O órgão havia registrado inicialmente um tremor de magnitude 4,4. Uma análise posterior de estações sísmicas próximas, ondas sísmicas de longo período e imagens de satélite mostrou que, na verdade, não houve terremoto.
Segundo o USGS, o tremor foi provocado pelo próprio deslizamento de gelo e rochas que atingiu um rio na região. O evento teve intensidade equivalente à de um terremoto de magnitude 5,2.
Ou seja: o terremoto não causou o deslizamento. Foi o deslizamento que provocou o tremor.
O deslizamento ocorreu quando uma grande quantidade de gelo e rochas desceu por uma encosta e atingiu o rio Lhende Khola, um afluente do rio Bhote Koshi, que corre da China para o Nepal.
O impacto provocou um grande fluxo de detritos e uma onda de água rio abaixo, causando enchentes catastróficas no Nepal e na China.
O número de desaparecidos nos dois lados da fronteira ultrapassou 1.400 pessoas. No Nepal, são 826 desaparecidos. Do lado chinês, há pelo menos 558.
Entre os desaparecidos estão centenas de estrangeiros. No Nepal, pelo menos 800 estrangeiros estão entre os desaparecidos, segundo o Conselho de Turismo do país.
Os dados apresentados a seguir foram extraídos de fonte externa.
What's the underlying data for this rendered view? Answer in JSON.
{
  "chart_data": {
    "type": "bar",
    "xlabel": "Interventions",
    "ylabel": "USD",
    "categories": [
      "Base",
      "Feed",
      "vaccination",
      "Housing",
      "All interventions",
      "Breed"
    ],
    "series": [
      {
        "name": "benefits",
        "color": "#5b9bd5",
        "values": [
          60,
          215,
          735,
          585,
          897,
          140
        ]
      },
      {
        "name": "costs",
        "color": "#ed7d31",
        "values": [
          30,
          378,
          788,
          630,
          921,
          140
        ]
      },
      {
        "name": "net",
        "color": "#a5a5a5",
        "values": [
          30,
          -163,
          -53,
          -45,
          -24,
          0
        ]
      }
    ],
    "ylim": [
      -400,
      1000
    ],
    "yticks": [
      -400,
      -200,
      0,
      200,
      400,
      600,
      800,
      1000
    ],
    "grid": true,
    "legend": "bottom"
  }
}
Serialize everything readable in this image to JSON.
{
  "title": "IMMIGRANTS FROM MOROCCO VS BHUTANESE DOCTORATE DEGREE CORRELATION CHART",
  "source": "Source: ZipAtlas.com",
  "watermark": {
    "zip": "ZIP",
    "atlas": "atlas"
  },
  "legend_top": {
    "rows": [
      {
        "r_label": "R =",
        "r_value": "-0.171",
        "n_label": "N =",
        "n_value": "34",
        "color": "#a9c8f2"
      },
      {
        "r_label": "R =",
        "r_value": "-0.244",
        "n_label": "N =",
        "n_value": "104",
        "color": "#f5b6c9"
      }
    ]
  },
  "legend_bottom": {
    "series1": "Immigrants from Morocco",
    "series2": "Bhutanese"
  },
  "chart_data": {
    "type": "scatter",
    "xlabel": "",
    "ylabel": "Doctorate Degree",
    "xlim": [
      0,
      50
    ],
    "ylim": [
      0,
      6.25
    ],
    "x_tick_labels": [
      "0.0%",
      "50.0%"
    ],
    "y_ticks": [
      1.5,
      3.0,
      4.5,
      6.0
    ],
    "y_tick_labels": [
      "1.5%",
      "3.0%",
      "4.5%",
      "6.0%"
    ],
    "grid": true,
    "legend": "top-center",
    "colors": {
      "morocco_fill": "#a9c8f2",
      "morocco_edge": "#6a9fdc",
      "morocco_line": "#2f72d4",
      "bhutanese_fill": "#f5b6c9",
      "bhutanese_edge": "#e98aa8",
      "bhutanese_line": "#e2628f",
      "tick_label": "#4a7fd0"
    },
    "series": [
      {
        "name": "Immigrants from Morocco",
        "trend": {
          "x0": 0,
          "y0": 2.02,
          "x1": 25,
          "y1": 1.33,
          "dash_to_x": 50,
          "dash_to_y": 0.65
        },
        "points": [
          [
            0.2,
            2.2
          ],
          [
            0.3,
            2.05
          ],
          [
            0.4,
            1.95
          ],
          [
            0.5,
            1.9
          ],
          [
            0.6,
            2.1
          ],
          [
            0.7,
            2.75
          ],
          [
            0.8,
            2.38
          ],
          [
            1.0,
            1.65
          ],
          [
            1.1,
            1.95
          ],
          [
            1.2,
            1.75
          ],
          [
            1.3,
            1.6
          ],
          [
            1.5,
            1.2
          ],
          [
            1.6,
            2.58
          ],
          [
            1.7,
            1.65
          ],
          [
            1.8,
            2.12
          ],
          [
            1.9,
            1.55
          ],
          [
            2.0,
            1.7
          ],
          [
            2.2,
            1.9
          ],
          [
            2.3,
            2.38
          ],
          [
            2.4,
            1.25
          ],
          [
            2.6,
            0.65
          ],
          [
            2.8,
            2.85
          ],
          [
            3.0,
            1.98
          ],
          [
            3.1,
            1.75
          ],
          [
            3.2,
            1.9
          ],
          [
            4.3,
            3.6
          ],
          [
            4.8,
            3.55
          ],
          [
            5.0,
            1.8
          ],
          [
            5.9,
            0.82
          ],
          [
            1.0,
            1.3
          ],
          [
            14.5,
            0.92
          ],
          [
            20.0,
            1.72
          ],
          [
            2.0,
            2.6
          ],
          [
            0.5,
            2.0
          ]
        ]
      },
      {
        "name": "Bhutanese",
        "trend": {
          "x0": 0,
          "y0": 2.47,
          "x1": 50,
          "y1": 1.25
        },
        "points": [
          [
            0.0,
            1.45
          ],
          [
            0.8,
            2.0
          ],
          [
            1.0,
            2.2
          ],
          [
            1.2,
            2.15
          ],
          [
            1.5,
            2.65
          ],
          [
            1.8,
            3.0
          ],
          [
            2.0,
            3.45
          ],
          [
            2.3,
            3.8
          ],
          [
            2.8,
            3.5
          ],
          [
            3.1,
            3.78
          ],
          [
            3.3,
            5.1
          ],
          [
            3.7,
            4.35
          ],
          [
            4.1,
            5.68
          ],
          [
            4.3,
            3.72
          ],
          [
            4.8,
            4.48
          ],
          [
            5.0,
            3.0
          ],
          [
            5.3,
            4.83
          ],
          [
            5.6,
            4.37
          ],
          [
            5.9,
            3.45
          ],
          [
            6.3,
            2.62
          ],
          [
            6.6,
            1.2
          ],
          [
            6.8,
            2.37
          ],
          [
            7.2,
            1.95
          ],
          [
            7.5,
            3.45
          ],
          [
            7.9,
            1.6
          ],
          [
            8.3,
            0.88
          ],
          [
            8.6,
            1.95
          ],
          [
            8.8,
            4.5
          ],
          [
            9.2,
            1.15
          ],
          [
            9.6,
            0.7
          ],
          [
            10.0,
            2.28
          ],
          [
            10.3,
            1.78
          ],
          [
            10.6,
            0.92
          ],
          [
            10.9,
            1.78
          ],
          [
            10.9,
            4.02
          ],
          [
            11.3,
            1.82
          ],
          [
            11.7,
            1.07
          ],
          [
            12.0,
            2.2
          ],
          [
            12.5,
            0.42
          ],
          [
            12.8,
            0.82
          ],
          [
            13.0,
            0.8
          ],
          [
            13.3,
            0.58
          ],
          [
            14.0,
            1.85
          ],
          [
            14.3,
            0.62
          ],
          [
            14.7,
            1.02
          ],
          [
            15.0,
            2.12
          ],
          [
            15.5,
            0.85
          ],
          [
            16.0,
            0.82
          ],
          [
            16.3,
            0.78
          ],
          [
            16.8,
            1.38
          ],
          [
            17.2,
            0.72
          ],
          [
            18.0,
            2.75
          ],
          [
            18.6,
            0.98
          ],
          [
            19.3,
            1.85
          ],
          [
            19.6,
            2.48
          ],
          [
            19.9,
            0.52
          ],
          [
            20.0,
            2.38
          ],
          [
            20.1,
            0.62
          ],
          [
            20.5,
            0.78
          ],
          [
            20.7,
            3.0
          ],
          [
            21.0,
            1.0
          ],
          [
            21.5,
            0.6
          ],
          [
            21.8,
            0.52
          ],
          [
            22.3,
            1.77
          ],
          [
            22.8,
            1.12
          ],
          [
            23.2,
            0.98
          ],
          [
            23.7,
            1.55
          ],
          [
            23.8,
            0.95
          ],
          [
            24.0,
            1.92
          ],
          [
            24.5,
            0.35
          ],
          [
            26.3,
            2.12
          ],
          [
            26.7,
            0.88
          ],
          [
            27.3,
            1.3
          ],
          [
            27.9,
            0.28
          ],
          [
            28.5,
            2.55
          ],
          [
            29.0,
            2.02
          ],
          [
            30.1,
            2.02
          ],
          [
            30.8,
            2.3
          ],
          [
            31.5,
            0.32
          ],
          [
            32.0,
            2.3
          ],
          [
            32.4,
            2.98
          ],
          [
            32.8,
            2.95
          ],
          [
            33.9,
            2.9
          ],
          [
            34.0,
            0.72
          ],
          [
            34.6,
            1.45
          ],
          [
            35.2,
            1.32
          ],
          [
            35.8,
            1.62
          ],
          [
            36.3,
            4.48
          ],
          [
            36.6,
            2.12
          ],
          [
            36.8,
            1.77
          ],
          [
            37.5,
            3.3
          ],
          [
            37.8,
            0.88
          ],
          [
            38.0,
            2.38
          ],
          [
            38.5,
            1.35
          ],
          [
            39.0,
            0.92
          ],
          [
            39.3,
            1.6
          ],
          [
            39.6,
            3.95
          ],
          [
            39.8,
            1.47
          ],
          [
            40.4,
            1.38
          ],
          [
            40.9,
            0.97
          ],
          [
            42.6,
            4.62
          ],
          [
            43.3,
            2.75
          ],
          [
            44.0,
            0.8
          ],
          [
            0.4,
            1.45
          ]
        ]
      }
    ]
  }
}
Entre as nacionalidades divulgadas, a Índia tem o maior número, com 178 cidadãos desaparecidos, seguida pelos Estados Unidos, com 65; Ucrânia, com 53; Malásia, com 51; Austrália, com 35; Reino Unido, com 33; e Canadá, com 25.
Do lado chinês, pelo menos 260 estrangeiros estão no balanço, segundo a imprensa estatal.
O Itamaraty afirma que não há registro de vítimas brasileiras, segundo o primeiro levantamento do órgão.
A região atingida é um importante destino de turismo, trilhas e peregrinações religiosas. Muitos estrangeiros estavam a caminho do Monte Kailash, no Tibete, um local sagrado para hindus, budistas e jainistas.
As operações de busca e resgate continuam, mas as autoridades ainda não divulgaram a lista completa de mortos e desaparecidos. Em áreas remotas, com estradas e sistemas de comunicação danificados, pode levar dias para que a dimensão total da tragédia seja conhecida.
As geleiras do Nepal também vêm recuando rapidamente. Segundo o WWF, algumas perdem até 15 metros de gelo por ano. O derretimento e a instabilidade das encostas podem aumentar o risco de deslizamentos e enchentes na região.